Angin Segar dari Arab Saudi
KEDATANGAN Raja Arab Saudi Salman bin Abdulaziz Al Saud ke Indonesia membawa angin segar bagi sejumlah sentra kehidupan Indonesia. Termasuk bidang ekonomi. Yang sudah deal adalah upgrading dan perluasan industri kilang minyak Cilacap senilai USD 6 miliar (Rp 80 triliun). Meski USD 1 miliar lebih sedikit daripada yang diperoleh Petronas, itu cukup membanggakan.
Tidak mudah untuk mendapat kepercayaan investasi dari Saudi. Selama ini Saudi lebih suka berinvestasi dalam bentuk saham dan pasar uang. Setidaknya, hal itu bisa menaikkan nilai Indonesia di mata investor dunia. Sejauh ini, meski hampir semua indikator ekonomi menunjukkan geliat yang menjanjikan, tingkat kepercayaan investasi di Indonesia masih rendah.
Investasi Aramco, perusahaan minyak pelat merah Saudi, itu cukup mengerek kepercayaan asing. Lawatan ke sembilan negara Asia yang dilakukan Raja Salman juga merupakan persiapan untuk sebuah acara initial public offering (IPO/ penawaran saham) Aramco yang disebut-sebut sebagai salah satu yang terbesar di dunia. Aramco adalah sebuah perusahaan dengan
market value hingga USD 2 triliun atau Rp 26,6 ribu triliun. Bandingkan dengan market value Apple Inc yang hanya USD 719 miliar. Jika angka tersebut jadi patokan, rencana IPO Aramco yang hanya melepas 5 persen saham itu senilai USD 100 miliar atau Rp 1.330 triliun. Uang itulah yang diharapkan bisa menambal defisit APBN Saudi yang babak belur karena rendahnya harga minyak belakangan ini.
Karena itu, Saudi kemudian melakukan lawatan dan menawarkan konsep ekonominya (Vision 2030) ke sejumlah negara dengan potensi ekonomi besar di kemudian hari. Terutama Tiongkok, negara yang akan menjadi kekuatan ekonomi terbesar kedua di dunia yang ironisnya di negeri kita justru oleh sebagian masyarakat kita di- bully.
Sayang, momen yang baik ini tidak ditanggapi baik oleh sebagian masyarakat Indonesia.
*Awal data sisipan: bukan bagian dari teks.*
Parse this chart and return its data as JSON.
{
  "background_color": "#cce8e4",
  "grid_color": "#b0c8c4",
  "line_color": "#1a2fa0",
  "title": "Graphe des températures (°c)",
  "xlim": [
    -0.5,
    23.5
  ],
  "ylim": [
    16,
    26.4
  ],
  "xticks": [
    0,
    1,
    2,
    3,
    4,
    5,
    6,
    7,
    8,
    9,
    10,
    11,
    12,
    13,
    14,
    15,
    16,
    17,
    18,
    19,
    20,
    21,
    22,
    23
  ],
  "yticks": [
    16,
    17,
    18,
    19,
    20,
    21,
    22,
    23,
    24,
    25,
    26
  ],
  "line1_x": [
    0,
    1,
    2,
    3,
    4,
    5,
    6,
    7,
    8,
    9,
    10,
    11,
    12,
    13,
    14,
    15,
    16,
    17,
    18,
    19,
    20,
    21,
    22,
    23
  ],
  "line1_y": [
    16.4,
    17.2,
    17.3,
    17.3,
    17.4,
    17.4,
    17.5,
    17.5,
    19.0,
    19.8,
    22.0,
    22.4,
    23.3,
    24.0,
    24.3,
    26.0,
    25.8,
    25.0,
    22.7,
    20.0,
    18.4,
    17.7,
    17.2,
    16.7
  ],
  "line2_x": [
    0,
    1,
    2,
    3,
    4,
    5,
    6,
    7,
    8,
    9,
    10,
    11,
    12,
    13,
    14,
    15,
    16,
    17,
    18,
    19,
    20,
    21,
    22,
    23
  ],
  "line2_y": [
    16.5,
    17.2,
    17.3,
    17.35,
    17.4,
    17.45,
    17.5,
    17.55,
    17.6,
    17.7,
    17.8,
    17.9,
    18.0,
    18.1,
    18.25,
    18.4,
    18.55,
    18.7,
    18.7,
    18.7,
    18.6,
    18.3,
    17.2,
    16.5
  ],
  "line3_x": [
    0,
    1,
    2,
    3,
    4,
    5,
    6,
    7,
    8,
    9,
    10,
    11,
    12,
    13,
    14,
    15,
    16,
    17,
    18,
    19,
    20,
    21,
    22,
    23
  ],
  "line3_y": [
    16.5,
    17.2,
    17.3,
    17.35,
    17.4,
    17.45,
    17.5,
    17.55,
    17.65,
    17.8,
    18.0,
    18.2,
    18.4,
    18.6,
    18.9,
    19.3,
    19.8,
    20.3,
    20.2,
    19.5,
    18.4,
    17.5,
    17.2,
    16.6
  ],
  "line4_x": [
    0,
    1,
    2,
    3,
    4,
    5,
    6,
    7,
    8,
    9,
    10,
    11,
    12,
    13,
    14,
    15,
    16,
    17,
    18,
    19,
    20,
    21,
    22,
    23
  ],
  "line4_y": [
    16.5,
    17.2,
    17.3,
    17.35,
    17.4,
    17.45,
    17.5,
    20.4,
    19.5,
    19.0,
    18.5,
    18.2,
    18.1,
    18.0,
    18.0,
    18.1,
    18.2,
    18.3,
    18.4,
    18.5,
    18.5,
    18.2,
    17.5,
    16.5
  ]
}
Peluang baik di depan mata ini justru malah menjadi ajang saling bully tidak penting antar masyarakat Indonesia.
Hoax-hoax bermunculan, terutama terkait dengan maksud dan kedatangan Raja Salman. Masalah salaman bisa menjadi perdebatan sengit yang menjurus kasar di media sosial. Urusan protokoler dianggap sebuah kesalahan besar dan menyakiti umat. Juga, sejumlah hal yang menunjukkan bahwa masyarakat Indonesia, tampaknya, menjadikan media sosial sebagai tempat mengeram dan beternak kebencian hingga ke level yang membuat geleng-geleng kepala.
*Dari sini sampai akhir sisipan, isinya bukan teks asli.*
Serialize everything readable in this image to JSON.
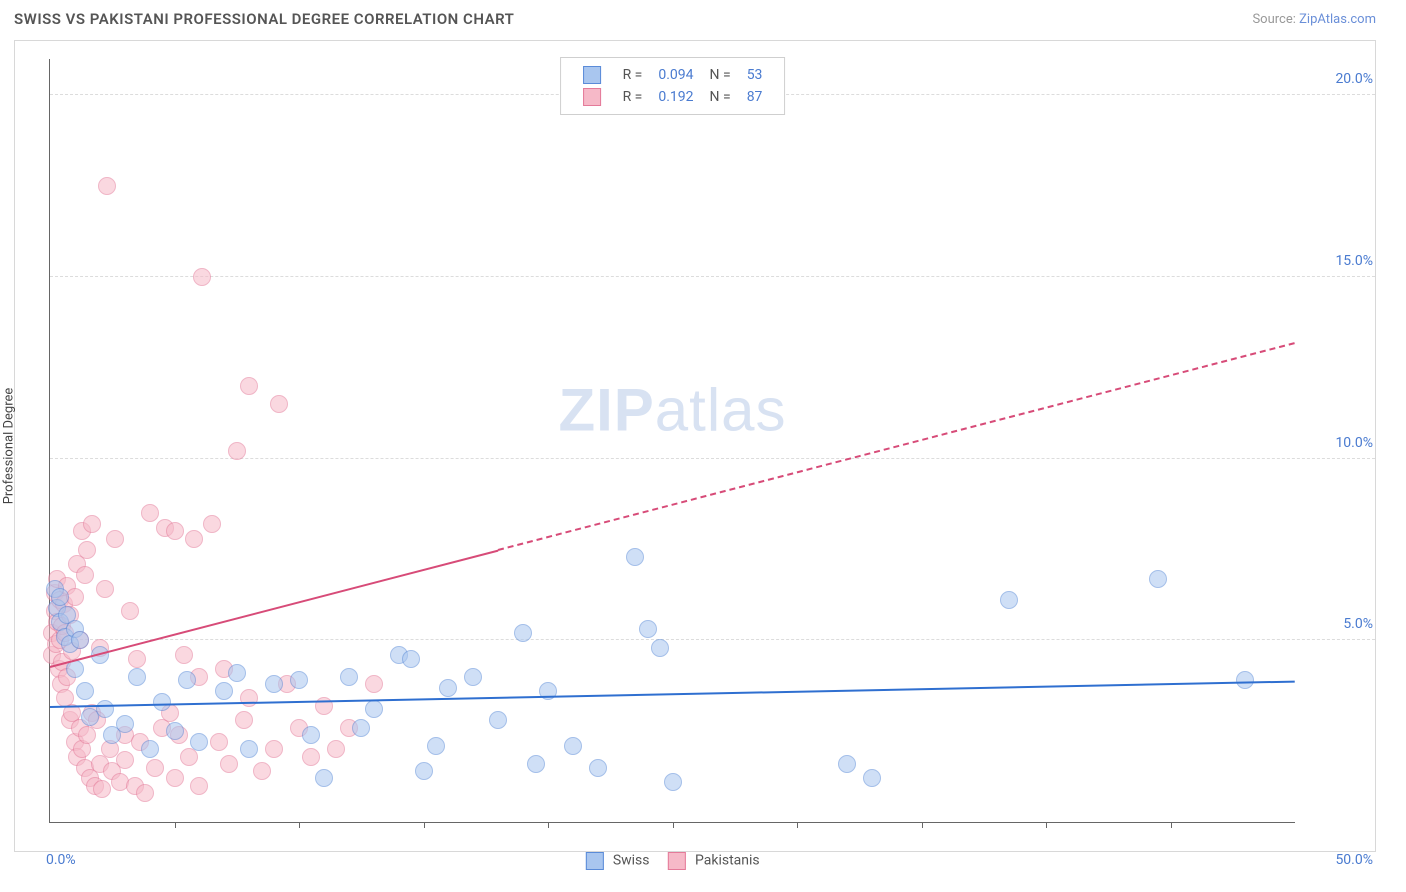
{
  "header": {
    "title": "SWISS VS PAKISTANI PROFESSIONAL DEGREE CORRELATION CHART",
    "source_label": "Source:",
    "source_name": "ZipAtlas.com"
  },
  "ylabel": "Professional Degree",
  "watermark": {
    "bold": "ZIP",
    "rest": "atlas"
  },
  "chart": {
    "type": "scatter",
    "xlim": [
      0,
      50
    ],
    "ylim": [
      0,
      21
    ],
    "x_ticks_minor_step": 5,
    "x_tick_labels": {
      "min": "0.0%",
      "max": "50.0%"
    },
    "y_grid": [
      {
        "v": 5,
        "label": "5.0%"
      },
      {
        "v": 10,
        "label": "10.0%"
      },
      {
        "v": 15,
        "label": "15.0%"
      },
      {
        "v": 20,
        "label": "20.0%"
      }
    ],
    "background_color": "#ffffff",
    "grid_color": "#dcdcdc",
    "axis_color": "#666666",
    "point_radius": 9,
    "point_opacity": 0.55,
    "trend_width": 2
  },
  "series": {
    "swiss": {
      "label": "Swiss",
      "color_fill": "#a9c6ef",
      "color_stroke": "#5a8bd8",
      "R": "0.094",
      "N": "53",
      "trend": {
        "x1": 0,
        "y1": 3.2,
        "x2": 50,
        "y2": 3.9,
        "solid_until_x": 50,
        "color": "#2f6fd0"
      },
      "points": [
        [
          0.2,
          6.4
        ],
        [
          0.3,
          5.9
        ],
        [
          0.4,
          6.2
        ],
        [
          0.4,
          5.5
        ],
        [
          0.6,
          5.1
        ],
        [
          0.7,
          5.7
        ],
        [
          0.8,
          4.9
        ],
        [
          1.0,
          5.3
        ],
        [
          1.0,
          4.2
        ],
        [
          1.2,
          5.0
        ],
        [
          1.4,
          3.6
        ],
        [
          1.6,
          2.9
        ],
        [
          2.0,
          4.6
        ],
        [
          2.2,
          3.1
        ],
        [
          2.5,
          2.4
        ],
        [
          3.0,
          2.7
        ],
        [
          3.5,
          4.0
        ],
        [
          4.0,
          2.0
        ],
        [
          4.5,
          3.3
        ],
        [
          5.0,
          2.5
        ],
        [
          5.5,
          3.9
        ],
        [
          6.0,
          2.2
        ],
        [
          7.0,
          3.6
        ],
        [
          7.5,
          4.1
        ],
        [
          8.0,
          2.0
        ],
        [
          9.0,
          3.8
        ],
        [
          10.0,
          3.9
        ],
        [
          10.5,
          2.4
        ],
        [
          11.0,
          1.2
        ],
        [
          12.0,
          4.0
        ],
        [
          12.5,
          2.6
        ],
        [
          13.0,
          3.1
        ],
        [
          14.0,
          4.6
        ],
        [
          14.5,
          4.5
        ],
        [
          15.0,
          1.4
        ],
        [
          15.5,
          2.1
        ],
        [
          16.0,
          3.7
        ],
        [
          17.0,
          4.0
        ],
        [
          18.0,
          2.8
        ],
        [
          19.0,
          5.2
        ],
        [
          19.5,
          1.6
        ],
        [
          20.0,
          3.6
        ],
        [
          21.0,
          2.1
        ],
        [
          22.0,
          1.5
        ],
        [
          23.5,
          7.3
        ],
        [
          24.0,
          5.3
        ],
        [
          24.5,
          4.8
        ],
        [
          25.0,
          1.1
        ],
        [
          32.0,
          1.6
        ],
        [
          33.0,
          1.2
        ],
        [
          38.5,
          6.1
        ],
        [
          44.5,
          6.7
        ],
        [
          48.0,
          3.9
        ]
      ]
    },
    "pakistanis": {
      "label": "Pakistanis",
      "color_fill": "#f6b9c8",
      "color_stroke": "#e47a99",
      "R": "0.192",
      "N": "87",
      "trend": {
        "x1": 0,
        "y1": 4.3,
        "x2": 50,
        "y2": 13.2,
        "solid_until_x": 18,
        "color": "#d74b78"
      },
      "points": [
        [
          0.1,
          5.2
        ],
        [
          0.1,
          4.6
        ],
        [
          0.2,
          5.8
        ],
        [
          0.2,
          6.3
        ],
        [
          0.25,
          4.9
        ],
        [
          0.3,
          5.5
        ],
        [
          0.3,
          6.7
        ],
        [
          0.35,
          4.2
        ],
        [
          0.4,
          5.0
        ],
        [
          0.4,
          6.1
        ],
        [
          0.45,
          3.8
        ],
        [
          0.5,
          5.4
        ],
        [
          0.5,
          4.4
        ],
        [
          0.55,
          6.0
        ],
        [
          0.6,
          3.4
        ],
        [
          0.6,
          5.2
        ],
        [
          0.7,
          6.5
        ],
        [
          0.7,
          4.0
        ],
        [
          0.8,
          2.8
        ],
        [
          0.8,
          5.7
        ],
        [
          0.9,
          3.0
        ],
        [
          0.9,
          4.7
        ],
        [
          1.0,
          6.2
        ],
        [
          1.0,
          2.2
        ],
        [
          1.1,
          1.8
        ],
        [
          1.1,
          7.1
        ],
        [
          1.2,
          2.6
        ],
        [
          1.2,
          5.0
        ],
        [
          1.3,
          8.0
        ],
        [
          1.3,
          2.0
        ],
        [
          1.4,
          1.5
        ],
        [
          1.4,
          6.8
        ],
        [
          1.5,
          2.4
        ],
        [
          1.5,
          7.5
        ],
        [
          1.6,
          1.2
        ],
        [
          1.7,
          3.0
        ],
        [
          1.7,
          8.2
        ],
        [
          1.8,
          1.0
        ],
        [
          1.9,
          2.8
        ],
        [
          2.0,
          1.6
        ],
        [
          2.0,
          4.8
        ],
        [
          2.1,
          0.9
        ],
        [
          2.2,
          6.4
        ],
        [
          2.3,
          17.5
        ],
        [
          2.4,
          2.0
        ],
        [
          2.5,
          1.4
        ],
        [
          2.6,
          7.8
        ],
        [
          2.8,
          1.1
        ],
        [
          3.0,
          2.4
        ],
        [
          3.0,
          1.7
        ],
        [
          3.2,
          5.8
        ],
        [
          3.4,
          1.0
        ],
        [
          3.5,
          4.5
        ],
        [
          3.6,
          2.2
        ],
        [
          3.8,
          0.8
        ],
        [
          4.0,
          8.5
        ],
        [
          4.2,
          1.5
        ],
        [
          4.5,
          2.6
        ],
        [
          4.6,
          8.1
        ],
        [
          4.8,
          3.0
        ],
        [
          5.0,
          1.2
        ],
        [
          5.0,
          8.0
        ],
        [
          5.2,
          2.4
        ],
        [
          5.4,
          4.6
        ],
        [
          5.6,
          1.8
        ],
        [
          5.8,
          7.8
        ],
        [
          6.0,
          4.0
        ],
        [
          6.0,
          1.0
        ],
        [
          6.1,
          15.0
        ],
        [
          6.5,
          8.2
        ],
        [
          6.8,
          2.2
        ],
        [
          7.0,
          4.2
        ],
        [
          7.2,
          1.6
        ],
        [
          7.5,
          10.2
        ],
        [
          7.8,
          2.8
        ],
        [
          8.0,
          12.0
        ],
        [
          8.0,
          3.4
        ],
        [
          8.5,
          1.4
        ],
        [
          9.0,
          2.0
        ],
        [
          9.2,
          11.5
        ],
        [
          9.5,
          3.8
        ],
        [
          10.0,
          2.6
        ],
        [
          10.5,
          1.8
        ],
        [
          11.0,
          3.2
        ],
        [
          11.5,
          2.0
        ],
        [
          12.0,
          2.6
        ],
        [
          13.0,
          3.8
        ]
      ]
    }
  },
  "legend_top_cols": {
    "R": "R =",
    "N": "N ="
  },
  "legend_bottom_order": [
    "swiss",
    "pakistanis"
  ]
}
Satu-satunya cara adalah tidak menanggapi perbedaan itu dan melokalisasi bahwa perdebatan tak mutu tersebut hanya terjadi pada orangorang itu saja yang mempunyai agenda tertentu. Sementara itu, masyarakat lainnya tidak perlu menanggapinya. Mari kita sambut baik angin segar ini dan jangan biarkan perbedaan yang ada terus menebar ujaran kebencian.